HIIVE: An energy-efficient geometry
The thermal image shows the temperatures in colours: warm areas usually glow yellow, orange or red, while cold areas appear blue or violet. The brighter the colour, the higher the temperature. This makes it easy to quickly identify heat loss, insulation issues or temperature patterns
The unique cavity of a tree hollow isn’t created by a woodpecker but by a naturally occurring fungus that enters through a broken branch and grows upward with rising moisture. The result is a narrow, cylindrical cavity that allows bees to benefit from natural, dynamic mechanisms to boost their energy efficiency while providing a long-term, stable nesting site.

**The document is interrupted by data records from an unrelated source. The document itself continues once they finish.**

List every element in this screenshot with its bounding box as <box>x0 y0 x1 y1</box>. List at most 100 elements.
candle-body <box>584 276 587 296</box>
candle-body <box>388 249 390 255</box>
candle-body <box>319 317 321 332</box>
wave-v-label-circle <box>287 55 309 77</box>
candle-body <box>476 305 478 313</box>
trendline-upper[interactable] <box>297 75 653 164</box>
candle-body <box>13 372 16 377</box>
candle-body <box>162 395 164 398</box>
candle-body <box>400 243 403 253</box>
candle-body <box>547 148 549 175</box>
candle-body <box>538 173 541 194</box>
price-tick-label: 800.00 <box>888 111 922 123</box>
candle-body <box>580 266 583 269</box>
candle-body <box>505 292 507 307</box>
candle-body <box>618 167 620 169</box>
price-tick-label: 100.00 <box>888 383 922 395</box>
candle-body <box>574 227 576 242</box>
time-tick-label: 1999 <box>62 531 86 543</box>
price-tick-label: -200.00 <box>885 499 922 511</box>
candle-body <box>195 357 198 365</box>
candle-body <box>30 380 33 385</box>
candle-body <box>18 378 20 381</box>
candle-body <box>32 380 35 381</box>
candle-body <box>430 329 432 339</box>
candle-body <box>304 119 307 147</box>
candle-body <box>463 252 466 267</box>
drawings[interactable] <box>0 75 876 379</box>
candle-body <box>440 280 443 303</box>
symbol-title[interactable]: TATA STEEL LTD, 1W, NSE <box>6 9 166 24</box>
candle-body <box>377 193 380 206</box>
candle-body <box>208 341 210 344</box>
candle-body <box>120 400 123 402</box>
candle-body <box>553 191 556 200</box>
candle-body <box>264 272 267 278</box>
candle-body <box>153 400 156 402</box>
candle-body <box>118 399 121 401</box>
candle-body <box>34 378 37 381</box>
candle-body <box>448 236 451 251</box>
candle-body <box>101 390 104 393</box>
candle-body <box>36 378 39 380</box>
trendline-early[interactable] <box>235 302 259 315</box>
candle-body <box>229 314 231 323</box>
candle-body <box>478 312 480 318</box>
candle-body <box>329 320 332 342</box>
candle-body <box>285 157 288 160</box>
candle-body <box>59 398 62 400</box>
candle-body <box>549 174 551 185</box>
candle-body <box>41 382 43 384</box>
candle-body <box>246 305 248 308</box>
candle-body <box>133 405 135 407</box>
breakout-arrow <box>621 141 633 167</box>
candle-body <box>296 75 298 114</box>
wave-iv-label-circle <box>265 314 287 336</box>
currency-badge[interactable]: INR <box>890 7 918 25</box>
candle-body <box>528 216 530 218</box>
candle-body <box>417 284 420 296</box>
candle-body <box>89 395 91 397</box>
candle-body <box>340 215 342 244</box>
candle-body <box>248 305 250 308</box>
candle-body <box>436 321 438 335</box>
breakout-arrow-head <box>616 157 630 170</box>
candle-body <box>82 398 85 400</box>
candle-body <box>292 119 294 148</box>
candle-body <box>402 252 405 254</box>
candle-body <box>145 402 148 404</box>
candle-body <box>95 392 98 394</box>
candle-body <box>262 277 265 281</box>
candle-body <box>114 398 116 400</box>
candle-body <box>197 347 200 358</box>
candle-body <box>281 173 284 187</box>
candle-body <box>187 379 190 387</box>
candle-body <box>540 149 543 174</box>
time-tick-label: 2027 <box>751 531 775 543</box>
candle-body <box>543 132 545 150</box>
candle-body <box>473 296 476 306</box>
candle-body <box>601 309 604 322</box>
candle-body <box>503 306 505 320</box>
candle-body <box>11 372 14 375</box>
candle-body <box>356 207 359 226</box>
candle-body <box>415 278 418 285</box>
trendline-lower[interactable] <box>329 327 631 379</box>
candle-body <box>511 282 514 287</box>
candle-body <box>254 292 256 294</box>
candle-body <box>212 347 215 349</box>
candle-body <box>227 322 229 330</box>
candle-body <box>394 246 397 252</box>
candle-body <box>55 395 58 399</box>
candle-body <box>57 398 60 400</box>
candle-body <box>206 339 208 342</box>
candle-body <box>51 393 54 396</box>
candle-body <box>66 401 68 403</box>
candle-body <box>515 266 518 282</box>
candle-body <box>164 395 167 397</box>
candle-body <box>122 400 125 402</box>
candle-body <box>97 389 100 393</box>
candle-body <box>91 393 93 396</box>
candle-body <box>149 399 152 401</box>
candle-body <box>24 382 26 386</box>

During winter months, bees form a dense heat plug that separates warm air above from cold air below. As HIIVE bee stewards, you can actually witness how precisely the honeybees regulate airflow – opening or closing the air gap depending on outside temperatures to conserve heat.
Dead wood lacks this ability, losing insulation as it accumulates moisture. But in a HIIVE – or a living tree – the narrow cylindrical shape lets the winter cluster sit centred, slowing air exchange and preserving precious energy throughout the cold months.
Honey = Energy
The science and research behind the HIIVE is based on the insulation and geometric properties of a living tree; as such, bees require far less energy to maintain a stable climate. A colony in a natural tree cavity or HIIVE consume just 5–7 kg of honey over winter, compared to 15–25 kg in typical box hives. This efficiency comes from controlled moisture transport: living trees regulate insulation through xylem vessels, and the HIIVE replicates this with a moisture-balancing barrier.